Wondering what to do with that moose nose? There's a recipe for that
Shawnalee Sears experimented with a moose nose, making a pâté-like jelly to serve on crackers
CBC North is telling the stories behind recipes posted on our Facebook group, The Arctic Kitchen: Recipes of the North. Join our group and follow along!
You could say that Shawnalee Sears has a real nose for recipes.
The Yukoner recently shared a recipe she used to make pickled moose nose on CBC's Arctic recipe Facebook group, and explained her process for cooking the oft-ignored organ on wild game.

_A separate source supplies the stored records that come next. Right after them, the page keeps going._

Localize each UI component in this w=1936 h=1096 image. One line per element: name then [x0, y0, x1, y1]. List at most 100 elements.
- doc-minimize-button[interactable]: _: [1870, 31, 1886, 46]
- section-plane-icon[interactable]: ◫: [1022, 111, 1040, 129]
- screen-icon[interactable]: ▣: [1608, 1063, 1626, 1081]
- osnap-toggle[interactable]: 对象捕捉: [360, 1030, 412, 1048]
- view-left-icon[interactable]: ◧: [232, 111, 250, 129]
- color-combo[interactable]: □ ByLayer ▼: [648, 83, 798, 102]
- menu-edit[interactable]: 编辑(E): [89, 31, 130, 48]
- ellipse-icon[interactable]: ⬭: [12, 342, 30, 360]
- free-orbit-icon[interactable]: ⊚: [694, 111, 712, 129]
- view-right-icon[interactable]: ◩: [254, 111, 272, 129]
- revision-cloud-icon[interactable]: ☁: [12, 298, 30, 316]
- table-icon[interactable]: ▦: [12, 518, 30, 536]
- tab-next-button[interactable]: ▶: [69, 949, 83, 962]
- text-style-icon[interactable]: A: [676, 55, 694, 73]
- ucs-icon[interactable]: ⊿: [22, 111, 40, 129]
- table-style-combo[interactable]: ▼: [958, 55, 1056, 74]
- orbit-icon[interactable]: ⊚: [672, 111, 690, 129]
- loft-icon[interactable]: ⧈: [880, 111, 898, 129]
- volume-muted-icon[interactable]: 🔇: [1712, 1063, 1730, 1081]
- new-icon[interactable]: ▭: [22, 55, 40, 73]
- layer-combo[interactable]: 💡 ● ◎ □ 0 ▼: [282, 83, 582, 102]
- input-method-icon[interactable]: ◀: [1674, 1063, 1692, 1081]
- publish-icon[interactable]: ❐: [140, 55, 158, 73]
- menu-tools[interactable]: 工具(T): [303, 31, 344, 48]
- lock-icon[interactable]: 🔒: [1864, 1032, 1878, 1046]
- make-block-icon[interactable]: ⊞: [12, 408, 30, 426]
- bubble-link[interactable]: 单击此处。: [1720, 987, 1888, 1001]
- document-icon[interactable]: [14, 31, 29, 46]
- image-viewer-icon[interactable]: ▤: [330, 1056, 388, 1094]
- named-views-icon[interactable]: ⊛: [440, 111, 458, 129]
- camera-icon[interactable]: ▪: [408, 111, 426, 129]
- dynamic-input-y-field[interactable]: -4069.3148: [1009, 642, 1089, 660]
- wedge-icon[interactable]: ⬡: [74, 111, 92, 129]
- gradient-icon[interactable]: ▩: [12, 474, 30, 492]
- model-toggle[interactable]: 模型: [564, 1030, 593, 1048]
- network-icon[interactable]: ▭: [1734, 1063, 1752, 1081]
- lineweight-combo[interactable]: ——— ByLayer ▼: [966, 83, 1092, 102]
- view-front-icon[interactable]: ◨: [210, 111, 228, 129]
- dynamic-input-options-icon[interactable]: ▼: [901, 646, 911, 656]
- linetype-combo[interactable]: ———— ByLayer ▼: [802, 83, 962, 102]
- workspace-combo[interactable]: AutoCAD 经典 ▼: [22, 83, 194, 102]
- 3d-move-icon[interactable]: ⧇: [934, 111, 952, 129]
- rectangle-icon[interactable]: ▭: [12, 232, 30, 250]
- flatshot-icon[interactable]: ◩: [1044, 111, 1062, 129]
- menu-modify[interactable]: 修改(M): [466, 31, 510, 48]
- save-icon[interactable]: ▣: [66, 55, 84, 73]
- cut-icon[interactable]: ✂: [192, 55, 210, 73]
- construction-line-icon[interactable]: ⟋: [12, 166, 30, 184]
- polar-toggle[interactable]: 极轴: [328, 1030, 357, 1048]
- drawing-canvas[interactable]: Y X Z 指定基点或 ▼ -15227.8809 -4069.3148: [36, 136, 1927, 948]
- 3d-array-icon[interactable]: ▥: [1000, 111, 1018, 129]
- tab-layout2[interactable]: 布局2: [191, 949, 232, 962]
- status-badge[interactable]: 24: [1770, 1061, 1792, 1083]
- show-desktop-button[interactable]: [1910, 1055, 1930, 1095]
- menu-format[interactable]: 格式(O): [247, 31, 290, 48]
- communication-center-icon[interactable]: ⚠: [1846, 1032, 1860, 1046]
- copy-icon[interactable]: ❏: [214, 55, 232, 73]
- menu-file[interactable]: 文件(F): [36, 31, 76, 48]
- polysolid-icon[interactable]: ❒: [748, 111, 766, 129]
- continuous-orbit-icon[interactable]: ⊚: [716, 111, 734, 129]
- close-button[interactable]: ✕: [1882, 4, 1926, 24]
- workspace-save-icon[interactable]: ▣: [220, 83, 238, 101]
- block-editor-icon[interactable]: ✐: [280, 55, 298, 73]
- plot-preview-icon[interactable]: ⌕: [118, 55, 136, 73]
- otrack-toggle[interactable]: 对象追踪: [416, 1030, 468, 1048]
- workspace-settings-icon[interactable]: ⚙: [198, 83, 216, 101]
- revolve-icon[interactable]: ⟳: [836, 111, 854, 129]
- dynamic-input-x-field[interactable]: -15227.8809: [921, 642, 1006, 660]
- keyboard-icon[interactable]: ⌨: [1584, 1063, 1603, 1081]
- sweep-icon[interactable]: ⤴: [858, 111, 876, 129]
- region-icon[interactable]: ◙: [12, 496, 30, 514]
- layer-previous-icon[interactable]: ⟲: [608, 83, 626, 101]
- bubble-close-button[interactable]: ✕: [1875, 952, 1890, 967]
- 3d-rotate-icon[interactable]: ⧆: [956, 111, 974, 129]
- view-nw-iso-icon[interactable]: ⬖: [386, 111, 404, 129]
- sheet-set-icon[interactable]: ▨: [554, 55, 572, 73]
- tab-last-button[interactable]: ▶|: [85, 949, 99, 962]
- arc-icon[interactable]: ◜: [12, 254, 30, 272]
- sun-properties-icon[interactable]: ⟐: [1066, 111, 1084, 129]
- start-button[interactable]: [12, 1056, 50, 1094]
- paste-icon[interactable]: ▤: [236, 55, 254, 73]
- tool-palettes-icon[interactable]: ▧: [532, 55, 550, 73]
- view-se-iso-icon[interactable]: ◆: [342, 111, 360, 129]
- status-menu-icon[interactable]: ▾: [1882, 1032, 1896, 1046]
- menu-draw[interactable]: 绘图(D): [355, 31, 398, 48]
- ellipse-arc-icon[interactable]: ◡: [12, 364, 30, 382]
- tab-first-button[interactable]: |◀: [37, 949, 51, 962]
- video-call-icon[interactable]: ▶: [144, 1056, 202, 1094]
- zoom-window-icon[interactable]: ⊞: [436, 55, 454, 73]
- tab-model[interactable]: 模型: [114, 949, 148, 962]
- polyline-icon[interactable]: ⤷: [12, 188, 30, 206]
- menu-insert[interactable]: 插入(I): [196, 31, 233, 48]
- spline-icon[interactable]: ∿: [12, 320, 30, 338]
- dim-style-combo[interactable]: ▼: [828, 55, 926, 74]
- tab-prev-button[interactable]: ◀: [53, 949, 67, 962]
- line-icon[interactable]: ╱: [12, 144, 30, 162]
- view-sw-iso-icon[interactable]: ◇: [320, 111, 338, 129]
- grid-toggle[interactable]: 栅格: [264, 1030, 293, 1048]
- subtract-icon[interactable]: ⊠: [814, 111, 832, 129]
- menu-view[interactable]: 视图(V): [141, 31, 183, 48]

Experimenting with wild game isn't new for Sears — she's also known for making what she calls RCMP pie — that's rabbit, chicken, moose and porcupine.
But back to that nose. Sears says she was gifted it by a friend last year.
"She brought it to me in a bag with a big grin on her face, probably expecting something cool for me to make, cause she loves when I feed her."
With nose in hand, Sears starting Googling recipes and found one for a jellied moose nose. Thus began the arduous, and stinky, process.
"I boiled it up and the smell was atrocious in the house," she said, laughing. "I almost threw in the towel thinking there's no way this is going to taste good from the smell going on in my house right now."
But she says she persevered, boiling and draining the water, then taking hours to remove the hair and skin, adding spices and simmering it down.
"I was impressed when, once I diced up the meat and I poured it into a container, that it actually gelled up kind of like a head cheese."
She compares it to a treat she remembers as a child growing up in Beaver Creek, Yukon, when a family friend gave her pickled pork hocks, or pigs' feet.
"It really does kind of have texture and the jelly like of pickled pork hocks."
Sears says it's not gamey at all, and hardly even tastes like moose, "which is kind of disappointing because we all love the flavour of moose."
Colleagues leery, then impressed
Sears brought her pâté-like creation into work in Whitehorse, to serve with crackers. She says, at first, her colleagues crinkled their own noses at the sight of it. But she says all that changed when they tasted it.
"Oh they were impressed. A lot of people that kind of were leery about trying it were quite impressed with the flavour and the texture of it," she said.
"I was so happy with it."
Sears hopes to make pickled moose nose again this year — her partner is on the hunt for a moose this fall.